Règlements de compte ethniques dans l’Assam

Publié le 28 juillet 2012 par Journalpakistan @journalpakistan

Six mille soldats sont déployés dans le nord-est de l’Inde pour rétablir le calme. Les violences ont fait au moins 45 morts depuis le 20 juillet. Le Premier ministre indien est attendu sur place ce samedi.

Emmanuel Derville, à New Delhi. Paru dans La Libre Belgique le 28 juillet.

Sept jours après le début des violences, les survivants racontent leur calvaire. Les témoignages tournent en boucle sur les télévisions indiennes. Ils se ressemblent tous : chacun détaille comment il a vu un de ses proches tué par arme à feu ou découpé à la hache avant de contempler sa maison brûler. Deux cent mille personnes ont fui et le chiffre pourrait augmenter. Révélateur du mouvement de panique qu’ont provoqué les règlements de compte entre la communauté bodo et les Indiens musulmans originaires du Bangladesh.

Le vent de la colère s’est levé au printemps. Le 29 mai, un syndicat étudiant musulman, l’Union étudiante des minorités du Bodoland, lance un appel à la grève générale pour une dispute autour d’une mosquée installée aux abords de Kokrajhar. L’administration locale, tenue par les Bodos, veut casser la grève.

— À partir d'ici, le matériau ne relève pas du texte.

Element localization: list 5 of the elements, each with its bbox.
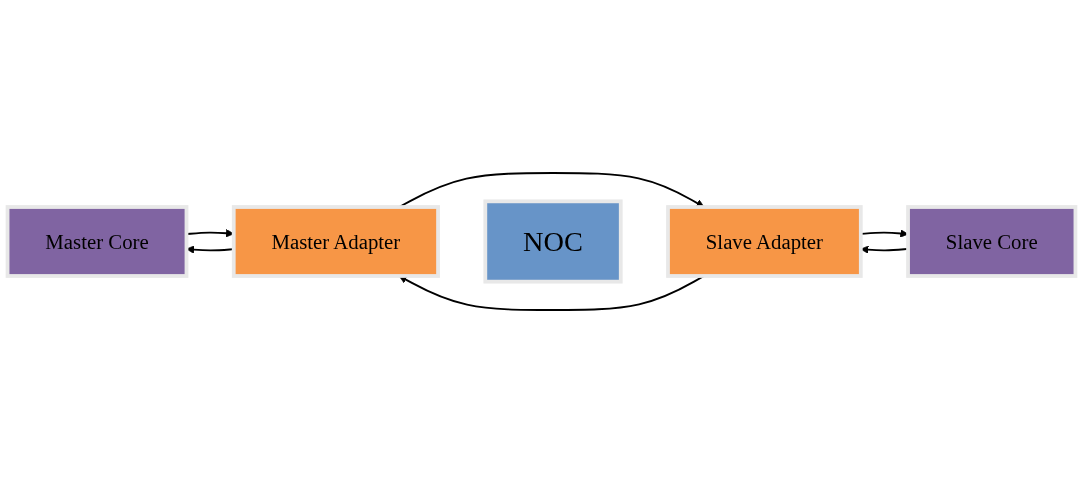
node-box: Slave Adapter bbox=[666, 205, 863, 278]
node-box: NOC bbox=[483, 199, 623, 284]
node-box: Master Adapter bbox=[231, 205, 440, 278]
node-box: Master Core bbox=[5, 205, 189, 278]
node-box: Slave Core bbox=[906, 205, 1078, 278]
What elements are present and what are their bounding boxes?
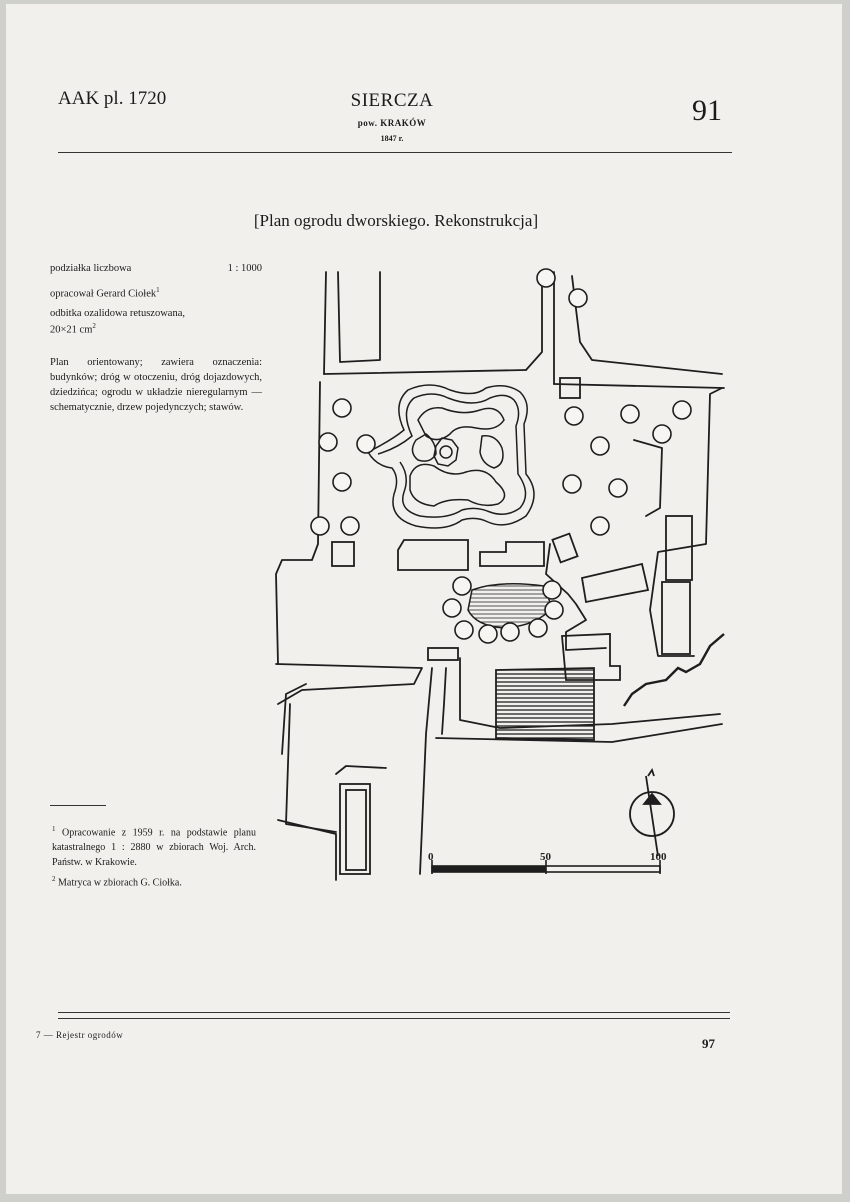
dimensions: 20×21 cm [50, 324, 93, 336]
footnote-mark: 1 [52, 825, 56, 833]
dimensions-note-mark: 2 [92, 322, 96, 330]
dimensions-line: 20×21 cm2 [50, 322, 262, 336]
archive-reference: AAK pl. 1720 [58, 88, 167, 109]
scale-tick-label: 0 [428, 851, 434, 863]
scale-row: podziałka liczbowa 1 : 1000 [50, 263, 262, 274]
tree [452, 576, 472, 596]
plan-title: [Plan ogrodu dworskiego. Rekonstrukcja] [253, 211, 539, 230]
stream [623, 633, 725, 707]
tree [536, 268, 556, 288]
tree [652, 424, 672, 444]
plate-number: 91 [692, 94, 722, 127]
tree [478, 624, 498, 644]
road-lines [275, 271, 725, 881]
building [661, 581, 691, 655]
plan-year: 1847 r. [380, 134, 404, 143]
header-rule [58, 152, 732, 153]
building [339, 783, 371, 875]
building [331, 541, 355, 567]
tree [672, 400, 692, 420]
tree [332, 398, 352, 418]
author: opracował Gerard Ciołek [50, 288, 157, 300]
plan-description: Plan orientowany; zawiera oznaczenia: bu… [50, 357, 262, 413]
building [665, 515, 693, 581]
tree [544, 600, 564, 620]
building [479, 541, 545, 567]
footnote-1: 1 Opracowanie z 1959 r. na podstawie pla… [52, 822, 256, 870]
footnote-text: Matryca w zbiorach G. Ciołka. [58, 877, 182, 889]
page-number: 97 [702, 1036, 715, 1051]
tree [590, 516, 610, 536]
tree [590, 436, 610, 456]
tree [454, 620, 474, 640]
building [551, 532, 579, 564]
document-page: AAK pl. 1720 SIERCZA pow. KRAKÓW 1847 r.… [6, 4, 842, 1194]
tree [332, 472, 352, 492]
place-name: SIERCZA [350, 90, 434, 111]
tree [442, 598, 462, 618]
copy-type: odbitka ozalidowa retuszowana, [50, 308, 185, 319]
building [397, 539, 469, 571]
north-arrow-icon [629, 767, 675, 857]
footnote-rule [50, 805, 106, 806]
scale-tick-label: 100 [650, 851, 667, 863]
trees [310, 268, 692, 644]
district-name: pow. KRAKÓW [357, 118, 427, 128]
footer-rule-top [58, 1012, 730, 1013]
scale-tick-label: 50 [540, 851, 552, 863]
tree [564, 406, 584, 426]
building [345, 789, 367, 871]
garden-plan-map: 0 50 100 [275, 268, 725, 881]
tree [542, 580, 562, 600]
tree [528, 618, 548, 638]
building [427, 647, 459, 661]
tree [562, 474, 582, 494]
tree [500, 622, 520, 642]
tree [568, 288, 588, 308]
footer-signature: 7 — Rejestr ogrodów [36, 1030, 124, 1040]
tree [318, 432, 338, 452]
footer-rule-bottom [58, 1018, 730, 1019]
footnote-2: 2 Matryca w zbiorach G. Ciołka. [52, 872, 256, 890]
building [559, 377, 581, 399]
author-note-mark: 1 [156, 286, 160, 294]
header-center: SIERCZA pow. KRAKÓW 1847 r. [306, 90, 478, 143]
tree [356, 434, 376, 454]
footnote-mark: 2 [52, 875, 56, 883]
garden-paths [366, 384, 535, 529]
footnote-text: Opracowanie z 1959 r. na podstawie planu… [52, 827, 256, 869]
manor-house [495, 667, 595, 741]
tree [608, 478, 628, 498]
author-line: opracował Gerard Ciołek1 [50, 286, 262, 300]
scale-bar: 0 50 100 [428, 851, 667, 874]
scale-value: 1 : 1000 [227, 263, 262, 274]
tree [340, 516, 360, 536]
tree [310, 516, 330, 536]
building [580, 562, 650, 604]
scale-label: podziałka liczbowa [50, 263, 132, 274]
tree [620, 404, 640, 424]
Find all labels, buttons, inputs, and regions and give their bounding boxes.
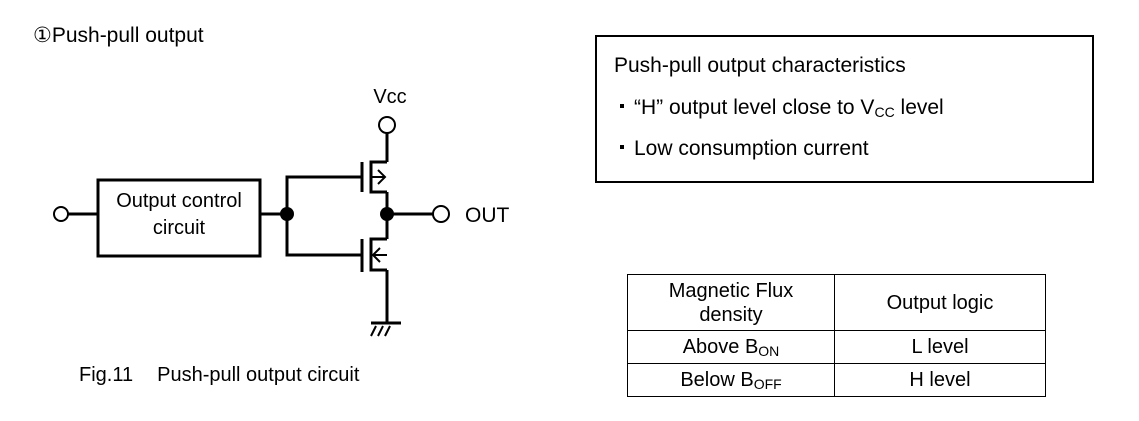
ground-icon (370, 321, 401, 337)
table-header-row: Magnetic Flux density Output logic (627, 274, 1046, 331)
characteristics-item: “H” output level close to VCC level (620, 95, 944, 121)
item-suffix: level (894, 96, 944, 119)
header-line2: density (699, 303, 763, 326)
output-control-circuit-block (96, 178, 262, 258)
figure-caption: Fig.11 Push-pull output circuit (79, 362, 359, 388)
section-title-text: Push-pull output (51, 24, 204, 47)
figure-number: Fig.11 (79, 364, 134, 386)
header-output-logic: Output logic (834, 274, 1046, 331)
condition-text: Below B (680, 369, 754, 391)
condition-cell: Above BON (627, 330, 835, 364)
figure-caption-text: Push-pull output circuit (157, 364, 360, 386)
bullet-icon (620, 104, 624, 109)
table-row: Above BON L level (627, 330, 1046, 364)
vcc-terminal-icon (378, 116, 396, 134)
block-label-line1: Output control (116, 190, 242, 212)
header-flux-density: Magnetic Flux density (627, 274, 835, 331)
circled-number-marker: ① (33, 24, 52, 47)
table-row: Below BOFF H level (627, 363, 1046, 397)
logic-cell: L level (834, 330, 1046, 364)
condition-text: Above B (682, 336, 759, 358)
item-text: Low consumption current (634, 137, 869, 160)
output-logic-table: Magnetic Flux density Output logic Above… (627, 274, 1046, 397)
condition-subscript: OFF (753, 376, 782, 392)
header-line1: Magnetic Flux (668, 279, 794, 302)
input-terminal-icon (53, 206, 69, 222)
item-subscript: CC (874, 104, 895, 120)
logic-cell: H level (834, 363, 1046, 397)
vcc-label: Vcc (373, 86, 406, 108)
gate-bus-wire (285, 175, 362, 257)
section-title: ①Push-pull output (33, 23, 204, 49)
bullet-icon (620, 145, 624, 150)
condition-cell: Below BOFF (627, 363, 835, 397)
characteristics-box: Push-pull output characteristics “H” out… (595, 35, 1094, 183)
push-pull-circuit-diagram: Output control circuit Vcc OUT (53, 86, 510, 337)
characteristics-title: Push-pull output characteristics (614, 54, 906, 77)
item-text: “H” output level close to V (634, 96, 875, 119)
condition-subscript: ON (758, 343, 780, 359)
block-label-line2: circuit (153, 217, 206, 239)
characteristics-item: Low consumption current (620, 136, 869, 162)
nmos-transistor-icon (360, 214, 389, 322)
out-terminal-icon (432, 205, 450, 223)
pmos-transistor-icon (360, 133, 389, 214)
out-label: OUT (465, 204, 510, 227)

Des heurts éclatent : six blessés. C’est le début d’un cycle de représailles. Le 19 juillet, deux syndicalistes étudiants de confession musulmane sont abattus. Le lendemain, quatre membres des Tigres de libération du Bodoland, un groupe autonomiste bodo, sont assassinés. Quatre districts de l’Assam, en particulier celui de Kokrajhar, basculent dans la guerre ethnique.

Deux facteurs expliquent ces violences. D’abord, il y a l’immigration incontrôlée. ”Depuis cinq ans, la région accueille de plus en plus d’immigrés du Bangladesh , constate Namrata Goswami, chercheuse à l’Institute for Defence Studies and Analyses de Delhi. Ils travaillent dans les champs, pour les propriétaires bodos. Puis, ils prennent le contrôle des terres. Les Bodos ne peuvent rien faire car ils ne possèdent aucun titre de propriété. Et la situation économique conjuguée aux inondations récurrentes au Bangladesh en incite beaucoup à partir travailler en Inde.” La police locale estime que 50 000 immigrés passent la frontière indienne chaque jour. Un chiffre difficile à vérifier.

Ensuite, alors que les Bodos sont devenus minoritaires, ils dominent le jeu politique et réclament un Etat bodo autonome au sein de la fédération. ”Cette revendication inquiète les autres ethnies, en particulier les immigrés bangladeshis que les Bodos perçoivent comme des étrangers, note Sanjib Baruah, professeur de sciences politiques au Bard College de New York, qui ajoute : les immigrés bengalis affluent en Assam depuis des décennies. Les deuxième et troisième générations sont nées en Inde. Ce sont des citoyens à part entière.

Pour le gouvernement indien, il devient urgent de trouver une solution. Les districts touchés par les violences sont au cœur d’un corridor stratégique qui relie l’Ouest de l’Inde à toute la région de l’Assam. Frontalière de la Chine, du Bhoutan, du Bangladesh et de la Birmanie, l’Assam est riche en pétrole, thé, minerai… Et si l’instabilité perdure, le Pakistan, ennemi traditionnel de l’Inde, pourrait être tenté d’encourager les groupes musulmans dans leur lutte.